Compressive and wear properties of Al2O3p/high manganese steel composites with a spatial lattice architecture

Abstract

An Al2O3p/high manganese steel (HMS) composite with a spatial lattice architecture was fabricated by gravity casting infiltrating, in which Al2O3p/HMS composite spheres were distributed in HMS matrix to form a spatial lattice architecture. The effect of the volume fraction of the composite spheres (7.6, 15.2, 22.8, and 30.4 vol%) of the architecture composite (AC) on the compressive and wear properties were investigated, compared with both HMS and the uniformly dispersed Al2O3p/HMS composite (UDC). The results showed that, with the fraction of composite spheres increasing, both the strength and wear resistance first increase up to 22.8 vol%, then decrease, however the plasticity varies just the opposite. And the AC possesses superior comprehensive properties of strength and plasticity.

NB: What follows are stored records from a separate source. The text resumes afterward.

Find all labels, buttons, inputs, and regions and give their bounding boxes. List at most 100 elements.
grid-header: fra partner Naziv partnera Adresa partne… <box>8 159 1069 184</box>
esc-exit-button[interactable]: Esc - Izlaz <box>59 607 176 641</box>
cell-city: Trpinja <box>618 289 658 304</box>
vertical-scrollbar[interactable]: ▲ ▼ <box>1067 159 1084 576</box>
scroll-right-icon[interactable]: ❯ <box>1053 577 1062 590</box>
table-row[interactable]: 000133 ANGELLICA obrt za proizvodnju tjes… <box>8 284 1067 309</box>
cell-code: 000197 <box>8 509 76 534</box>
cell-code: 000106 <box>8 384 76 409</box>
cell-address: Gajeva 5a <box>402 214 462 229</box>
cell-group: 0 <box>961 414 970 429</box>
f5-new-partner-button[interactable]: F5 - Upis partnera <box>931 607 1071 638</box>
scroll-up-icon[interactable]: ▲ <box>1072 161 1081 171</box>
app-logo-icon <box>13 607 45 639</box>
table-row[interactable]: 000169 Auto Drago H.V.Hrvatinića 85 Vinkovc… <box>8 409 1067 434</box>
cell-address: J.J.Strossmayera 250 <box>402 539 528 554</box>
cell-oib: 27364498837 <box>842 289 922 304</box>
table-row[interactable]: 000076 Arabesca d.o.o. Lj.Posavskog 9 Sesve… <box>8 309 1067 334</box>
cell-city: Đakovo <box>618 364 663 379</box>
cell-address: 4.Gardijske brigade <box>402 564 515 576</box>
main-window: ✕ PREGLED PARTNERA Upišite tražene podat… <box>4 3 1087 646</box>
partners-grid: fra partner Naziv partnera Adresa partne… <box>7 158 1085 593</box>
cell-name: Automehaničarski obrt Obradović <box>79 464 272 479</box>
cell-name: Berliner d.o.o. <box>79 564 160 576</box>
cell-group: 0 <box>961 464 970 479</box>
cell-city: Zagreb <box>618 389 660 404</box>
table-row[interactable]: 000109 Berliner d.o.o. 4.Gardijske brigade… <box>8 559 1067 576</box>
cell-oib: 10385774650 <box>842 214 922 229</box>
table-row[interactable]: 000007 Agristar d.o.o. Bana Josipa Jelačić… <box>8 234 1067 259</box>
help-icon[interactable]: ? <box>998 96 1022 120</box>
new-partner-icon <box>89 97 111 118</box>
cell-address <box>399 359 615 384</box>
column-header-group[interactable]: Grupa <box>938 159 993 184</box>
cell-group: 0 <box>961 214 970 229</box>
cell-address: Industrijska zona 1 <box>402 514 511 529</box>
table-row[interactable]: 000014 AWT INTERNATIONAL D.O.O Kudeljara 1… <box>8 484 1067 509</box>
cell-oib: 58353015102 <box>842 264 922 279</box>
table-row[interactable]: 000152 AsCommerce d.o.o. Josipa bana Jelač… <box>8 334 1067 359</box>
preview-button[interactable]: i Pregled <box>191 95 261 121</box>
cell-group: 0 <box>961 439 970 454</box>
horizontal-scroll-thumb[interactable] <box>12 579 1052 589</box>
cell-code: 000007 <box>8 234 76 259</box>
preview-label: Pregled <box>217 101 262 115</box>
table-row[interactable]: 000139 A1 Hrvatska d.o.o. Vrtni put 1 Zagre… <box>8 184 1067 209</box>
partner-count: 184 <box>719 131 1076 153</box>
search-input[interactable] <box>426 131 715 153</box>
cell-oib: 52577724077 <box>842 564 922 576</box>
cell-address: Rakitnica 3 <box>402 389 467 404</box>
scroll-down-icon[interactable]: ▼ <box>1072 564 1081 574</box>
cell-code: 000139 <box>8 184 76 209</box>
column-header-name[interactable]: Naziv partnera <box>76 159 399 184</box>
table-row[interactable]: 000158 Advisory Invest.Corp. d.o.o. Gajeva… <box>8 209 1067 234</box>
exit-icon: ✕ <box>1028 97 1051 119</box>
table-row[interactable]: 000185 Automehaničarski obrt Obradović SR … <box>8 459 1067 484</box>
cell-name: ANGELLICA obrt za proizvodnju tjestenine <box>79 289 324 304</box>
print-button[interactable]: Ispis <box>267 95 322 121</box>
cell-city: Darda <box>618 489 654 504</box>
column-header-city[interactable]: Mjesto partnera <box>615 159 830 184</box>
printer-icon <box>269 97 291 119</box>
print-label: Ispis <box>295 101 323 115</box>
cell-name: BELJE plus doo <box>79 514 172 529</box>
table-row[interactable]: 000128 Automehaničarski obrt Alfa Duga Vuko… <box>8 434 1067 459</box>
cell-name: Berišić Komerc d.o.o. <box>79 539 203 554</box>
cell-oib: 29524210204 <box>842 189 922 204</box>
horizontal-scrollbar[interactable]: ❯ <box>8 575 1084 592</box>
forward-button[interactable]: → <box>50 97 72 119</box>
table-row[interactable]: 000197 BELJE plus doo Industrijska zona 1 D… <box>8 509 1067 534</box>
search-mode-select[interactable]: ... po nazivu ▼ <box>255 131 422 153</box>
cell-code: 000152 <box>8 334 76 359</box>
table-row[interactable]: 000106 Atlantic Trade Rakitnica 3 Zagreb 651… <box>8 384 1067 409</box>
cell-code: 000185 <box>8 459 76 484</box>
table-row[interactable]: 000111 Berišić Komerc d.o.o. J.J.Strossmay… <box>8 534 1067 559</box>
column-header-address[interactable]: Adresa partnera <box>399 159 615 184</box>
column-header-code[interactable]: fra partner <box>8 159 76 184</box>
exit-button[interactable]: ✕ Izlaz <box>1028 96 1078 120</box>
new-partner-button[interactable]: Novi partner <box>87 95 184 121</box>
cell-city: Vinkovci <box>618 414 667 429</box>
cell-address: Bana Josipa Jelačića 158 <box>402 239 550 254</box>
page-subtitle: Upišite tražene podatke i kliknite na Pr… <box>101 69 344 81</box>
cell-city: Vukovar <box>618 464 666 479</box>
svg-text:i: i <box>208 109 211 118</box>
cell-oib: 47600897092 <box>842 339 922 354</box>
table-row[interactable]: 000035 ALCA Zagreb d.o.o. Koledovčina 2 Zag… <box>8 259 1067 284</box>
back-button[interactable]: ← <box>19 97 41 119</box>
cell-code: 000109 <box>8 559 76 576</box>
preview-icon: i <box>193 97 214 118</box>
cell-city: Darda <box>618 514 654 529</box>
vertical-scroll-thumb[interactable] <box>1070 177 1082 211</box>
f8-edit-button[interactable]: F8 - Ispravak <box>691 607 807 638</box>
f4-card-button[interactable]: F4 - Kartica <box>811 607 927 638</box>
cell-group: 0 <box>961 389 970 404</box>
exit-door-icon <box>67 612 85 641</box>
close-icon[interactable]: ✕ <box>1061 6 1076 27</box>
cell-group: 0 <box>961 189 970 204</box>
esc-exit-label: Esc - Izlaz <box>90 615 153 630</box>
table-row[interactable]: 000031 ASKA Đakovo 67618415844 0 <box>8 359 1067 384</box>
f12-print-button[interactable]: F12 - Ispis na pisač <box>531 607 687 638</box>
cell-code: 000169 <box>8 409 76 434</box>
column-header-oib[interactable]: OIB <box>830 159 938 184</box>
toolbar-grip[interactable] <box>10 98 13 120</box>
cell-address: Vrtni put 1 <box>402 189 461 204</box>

The yield strength of the 30.4 vol% AC reaches 557.3 MPa, being 37.0% and 79.5% higher than those of HMS and the UDC, respectively, meanwhile the strain of the AC increases to more than six times that of UDC. When the impact energy was 1.5 J, the 22.8 vol% AC exhibited the lowest wear rate, which is 36.6% and 44.1% lower than those of HMS and the UDC, respectively.